Even with the help of a handful of aid groups, Kabul's street children are the most vulnerable members of a society beset by two decades of war. Some have become soldiers themselves, recruited as young as 10; others, like Karim, have helped support their family, digging through the detritus of a destroyed city, looking for something of value to sell. All face malnutrition, poverty, and the lack of safe drinking water and a proper education.
But with the fall of the Taliban, who preferred Islamic charities and actively discouraged foreign aid groups from working in Afghanistan, the lives of Kabul's poorest children could see some noticeable improvement. Billions of dollars of aid money will begin the long process of rebuilding Afghanistan, as well as feeding impoverished Afghans. And aid groups are much freer today to carry out their work without Taliban harassment.
In the classrooms of Aschiana, or "The Nest" an Afghan-run but foreign-funded aid group in Kabul hundreds of children like Karim learn to read and write, how to identify and avoid landmines, and how to maintain proper hygiene in their homes. Other attendance incentives include breakfast often the only square meal these children receive all day and classes in painting and the making of traditional crafts.

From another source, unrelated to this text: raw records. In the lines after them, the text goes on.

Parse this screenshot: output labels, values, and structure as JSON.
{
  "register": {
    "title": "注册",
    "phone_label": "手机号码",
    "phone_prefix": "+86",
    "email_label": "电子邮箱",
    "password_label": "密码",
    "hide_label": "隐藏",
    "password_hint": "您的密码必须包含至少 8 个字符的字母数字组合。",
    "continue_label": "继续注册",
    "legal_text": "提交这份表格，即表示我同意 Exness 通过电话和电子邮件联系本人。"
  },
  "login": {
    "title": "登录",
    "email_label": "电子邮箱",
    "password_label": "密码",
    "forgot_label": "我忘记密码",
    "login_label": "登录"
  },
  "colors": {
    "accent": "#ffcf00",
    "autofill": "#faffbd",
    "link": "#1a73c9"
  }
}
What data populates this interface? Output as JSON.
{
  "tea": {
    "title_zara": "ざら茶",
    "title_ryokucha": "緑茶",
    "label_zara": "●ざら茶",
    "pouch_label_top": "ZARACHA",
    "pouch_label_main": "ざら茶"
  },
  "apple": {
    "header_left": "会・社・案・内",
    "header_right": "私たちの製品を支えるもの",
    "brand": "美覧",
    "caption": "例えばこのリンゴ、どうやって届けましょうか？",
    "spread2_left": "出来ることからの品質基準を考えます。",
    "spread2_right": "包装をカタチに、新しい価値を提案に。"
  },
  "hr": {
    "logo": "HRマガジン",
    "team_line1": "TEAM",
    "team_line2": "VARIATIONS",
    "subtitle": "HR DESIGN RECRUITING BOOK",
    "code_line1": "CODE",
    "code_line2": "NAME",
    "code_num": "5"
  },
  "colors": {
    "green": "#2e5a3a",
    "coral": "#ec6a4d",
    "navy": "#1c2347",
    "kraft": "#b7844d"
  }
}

The painting classes are not only vocational, says Aschiana director Engineer Yusuf, although some children have set up businesses painting cars and billboards. Painting serves as a form of therapy for children who have seen more than their share of war and loss.
"These children who have lost relatives, when they are alone at home, they are left only with thoughts of grief," says Mr. Yusuf. "But when they are painting, they are thinking of other things. It's a treatment, so they can express and resolve the trauma of all these years of war."